Health and nutrition experts from Verve have shared all you need to know about the illness, its symptoms and top tips for building your immune system.

What is whooping cough?

Whooping cough - sometimes known as the “100-day cough” - is a bacterial infection of the lungs and breathing tubes.

It spreads very easily and can sometimes cause serious problems. If you have whooping cough, you're contagious from around 6 days after the start of cold-like symptoms to 3 weeks after the coughing starts.


Early signs of whooping cough are similar to a cold, such as a runny nose and sore throat.

After about a week, symptoms can include:

  • Coughing bouts that last for a few minutes and are worse at night
  • Making a "whoop" sound – a gasp for breath between coughs (young babies and some adults may not "whoop")
  • Having difficulty breathing after a coughing bout and may turn blue or grey (young infants)
  • Bringing up a thick mucus, which can make you vomit
  • Becoming very red in the face (more common in adults)
  • Coughing that lasts for several weeks or months

Recommended reading:

Signs and symptoms of whooping cough sweeping through UK

Whooping cough in the UK mapped amid rise in cases

100 day cough UK: Whooping cough symptoms and treatment

Tips to boost your immune system

Fortunately, there are quite a few ways you can boost your immunity, building up your body's defences.
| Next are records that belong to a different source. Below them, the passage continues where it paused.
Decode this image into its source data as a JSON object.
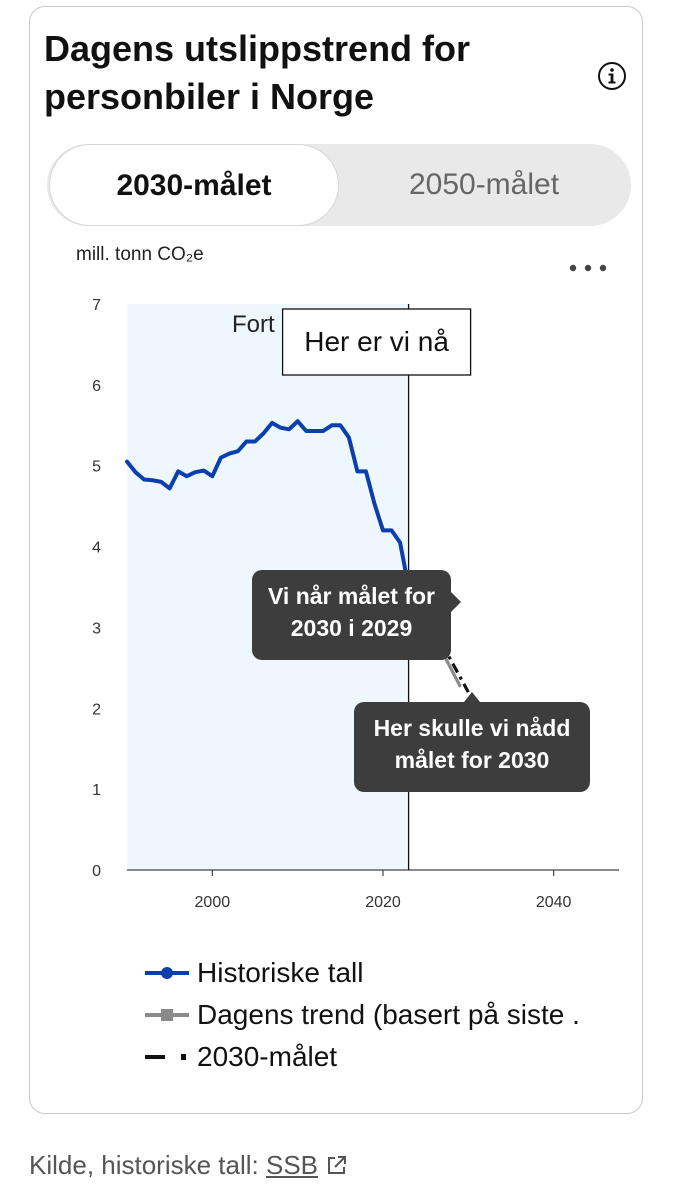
{
  "card": {
    "title": "Dagens utslippstrend for personbiler i Norge",
    "info_icon": "info-circle-icon",
    "tabs": [
      {
        "label": "2030-målet",
        "selected": true
      },
      {
        "label": "2050-målet",
        "selected": false
      }
    ],
    "unit_label": "mill. tonn CO₂e",
    "more_icon": "more-horizontal-icon"
  },
  "chart_data": {
    "type": "line",
    "title": "Dagens utslippstrend for personbiler i Norge",
    "ylabel": "mill. tonn CO₂e",
    "xlabel": "",
    "xlim": [
      1990,
      2050
    ],
    "ylim": [
      0,
      7
    ],
    "xticks": [
      2000,
      2020,
      2040
    ],
    "yticks": [
      0,
      1,
      2,
      3,
      4,
      5,
      6,
      7
    ],
    "grid": false,
    "legend_position": "bottom",
    "shaded_region": {
      "x": [
        1990,
        2023
      ],
      "label": "Fort",
      "color": "#eef7fd"
    },
    "now_marker": {
      "x": 2023,
      "label": "Her er vi nå"
    },
    "series": [
      {
        "name": "Historiske tall",
        "color": "#0b3fae",
        "style": "solid",
        "x": [
          1990,
          1991,
          1992,
          1993,
          1994,
          1995,
          1996,
          1997,
          1998,
          1999,
          2000,
          2001,
          2002,
          2003,
          2004,
          2005,
          2006,
          2007,
          2008,
          2009,
          2010,
          2011,
          2012,
          2013,
          2014,
          2015,
          2016,
          2017,
          2018,
          2019,
          2020,
          2021,
          2022,
          2023
        ],
        "values": [
          5.05,
          4.92,
          4.83,
          4.82,
          4.8,
          4.72,
          4.93,
          4.87,
          4.92,
          4.94,
          4.87,
          5.1,
          5.15,
          5.18,
          5.3,
          5.3,
          5.4,
          5.53,
          5.47,
          5.45,
          5.55,
          5.43,
          5.43,
          5.43,
          5.5,
          5.5,
          5.35,
          4.93,
          4.93,
          4.53,
          4.2,
          4.2,
          4.05,
          3.5
        ]
      },
      {
        "name": "Dagens trend (basert på siste .",
        "color": "#8a8a8a",
        "style": "solid",
        "x": [
          2023,
          2029
        ],
        "values": [
          3.5,
          2.28
        ]
      },
      {
        "name": "2030-målet",
        "color": "#111111",
        "style": "dash-dot",
        "x": [
          2023,
          2030
        ],
        "values": [
          3.55,
          2.2
        ]
      }
    ],
    "annotations": [
      {
        "text": "Vi når målet for 2030 i 2029",
        "x": 2029,
        "y": 2.28
      },
      {
        "text": "Her skulle vi nådd målet for 2030",
        "x": 2030,
        "y": 2.2
      }
    ]
  },
  "legend": {
    "items": [
      {
        "label": "Historiske tall"
      },
      {
        "label": "Dagens trend (basert på siste ."
      },
      {
        "label": "2030-målet"
      }
    ]
  },
  "source": {
    "prefix": "Kilde, historiske tall: ",
    "link": "SSB",
    "link_icon": "external-link-icon"
  }
}
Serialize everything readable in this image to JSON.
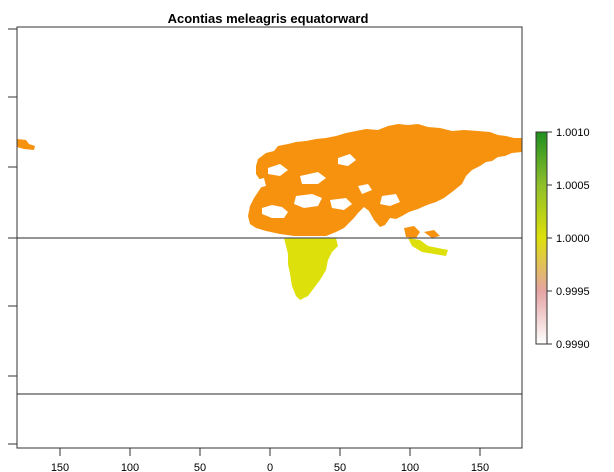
{
  "title": "Acontias meleagris equatorward",
  "axes": {
    "x_tick_labels": [
      "150",
      "100",
      "50",
      "0",
      "50",
      "100",
      "150"
    ],
    "x_tick_values": [
      -150,
      -100,
      -50,
      0,
      50,
      100,
      150
    ]
  },
  "legend": {
    "labels": [
      "1.0010",
      "1.0005",
      "1.0000",
      "0.9995",
      "0.9990"
    ],
    "min": 0.999,
    "max": 1.001
  },
  "colors": {
    "north_region": "#f7920f",
    "south_region": "#dde00b",
    "reference_line": "#555555",
    "frame": "#333333"
  }
}
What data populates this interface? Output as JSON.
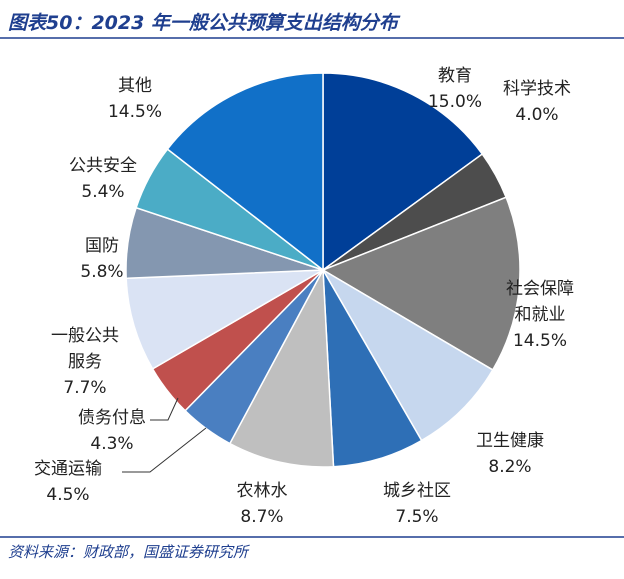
{
  "chart_data": {
    "type": "pie",
    "title": "图表50：2023 年一般公共预算支出结构分布",
    "source": "资料来源：财政部，国盛证券研究所",
    "categories": [
      "教育",
      "科学技术",
      "社会保障和就业",
      "卫生健康",
      "城乡社区",
      "农林水",
      "交通运输",
      "债务付息",
      "一般公共服务",
      "国防",
      "公共安全",
      "其他"
    ],
    "values": [
      15.0,
      4.0,
      14.5,
      8.2,
      7.5,
      8.7,
      4.5,
      4.3,
      7.7,
      5.8,
      5.4,
      14.5
    ],
    "value_labels": [
      "15.0%",
      "4.0%",
      "14.5%",
      "8.2%",
      "7.5%",
      "8.7%",
      "4.5%",
      "4.3%",
      "7.7%",
      "5.8%",
      "5.4%",
      "14.5%"
    ],
    "colors": [
      "#003f98",
      "#4d4d4d",
      "#7f7f7f",
      "#c6d7ee",
      "#2e6fb6",
      "#bfbfbf",
      "#4a7fc1",
      "#c0504d",
      "#dae3f4",
      "#8497b0",
      "#4bacc6",
      "#1170c8"
    ]
  }
}
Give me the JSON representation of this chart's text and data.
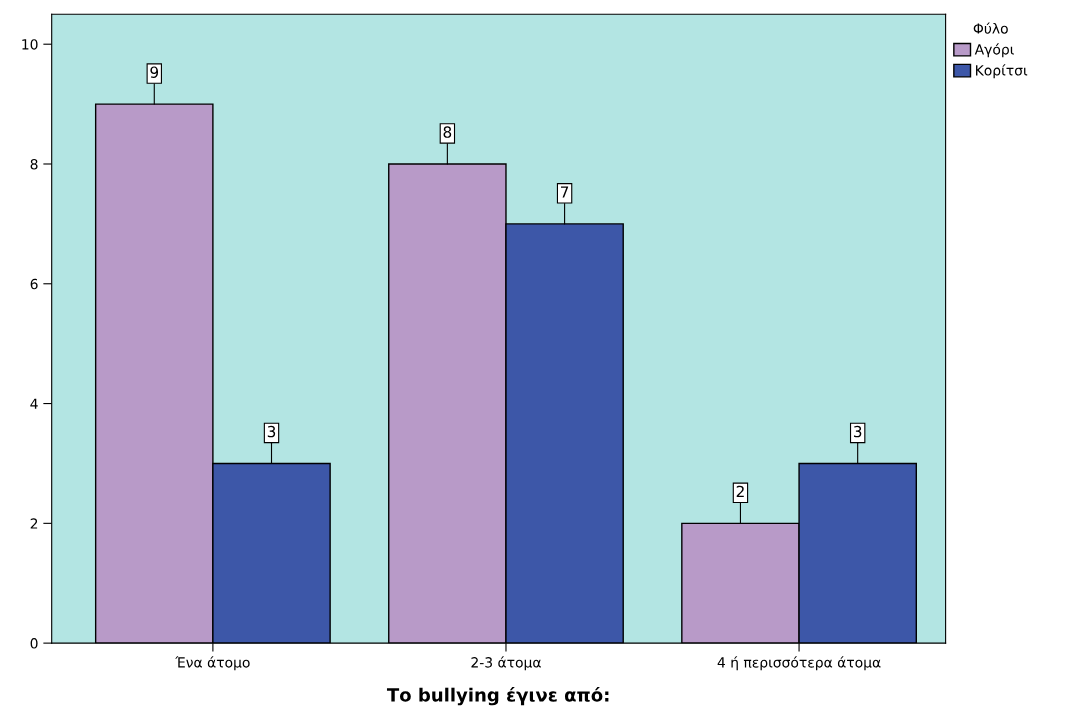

Health and nutrition experts from Verve have shared some tips that will give your immune system a boost so that viral or bacterial infections won’t be as long-lasting or hard-hitting:

  • A balanced diet to ensure you have the right nutrients
  • Sufficient sleep for recovery and repair
  • Regular exercise
  • Staying hydrated
  • Prioritising personal hygiene (such as washing hands regularly)
  • Cutting back on caffeine/alcohol as they implicate sleep
  • Mental wellness activities to reduce stress

Getting enough sleep is essential for a strong immune system as it allows time for the body to repair itself. Most people need around seven hours a night - otherwise, you’re more likely to fall prey to illness. 

Eating a diet full of fruit, vegetables, lean protein, beans, lentils, whole grains, dairy and a handful of nuts and seeds is also great for the immune system.

A balanced diet ensures you have a varied intake of vitamins and minerals, such as vitamin C, vitamin D, zinc, and selenium, which are vital for the proper functioning of the immune system. They help the body fight off infections and maintain overall health.

It’s important to keep ourselves mentally refreshed too. There are numerous benefits for immune health when incorporating regular exercise and socialisation into your routine. Going for a run, or having a catch-up with a friend can help with stress reduction, improved circulation, enhanced immune cell activity, and better mental well-being.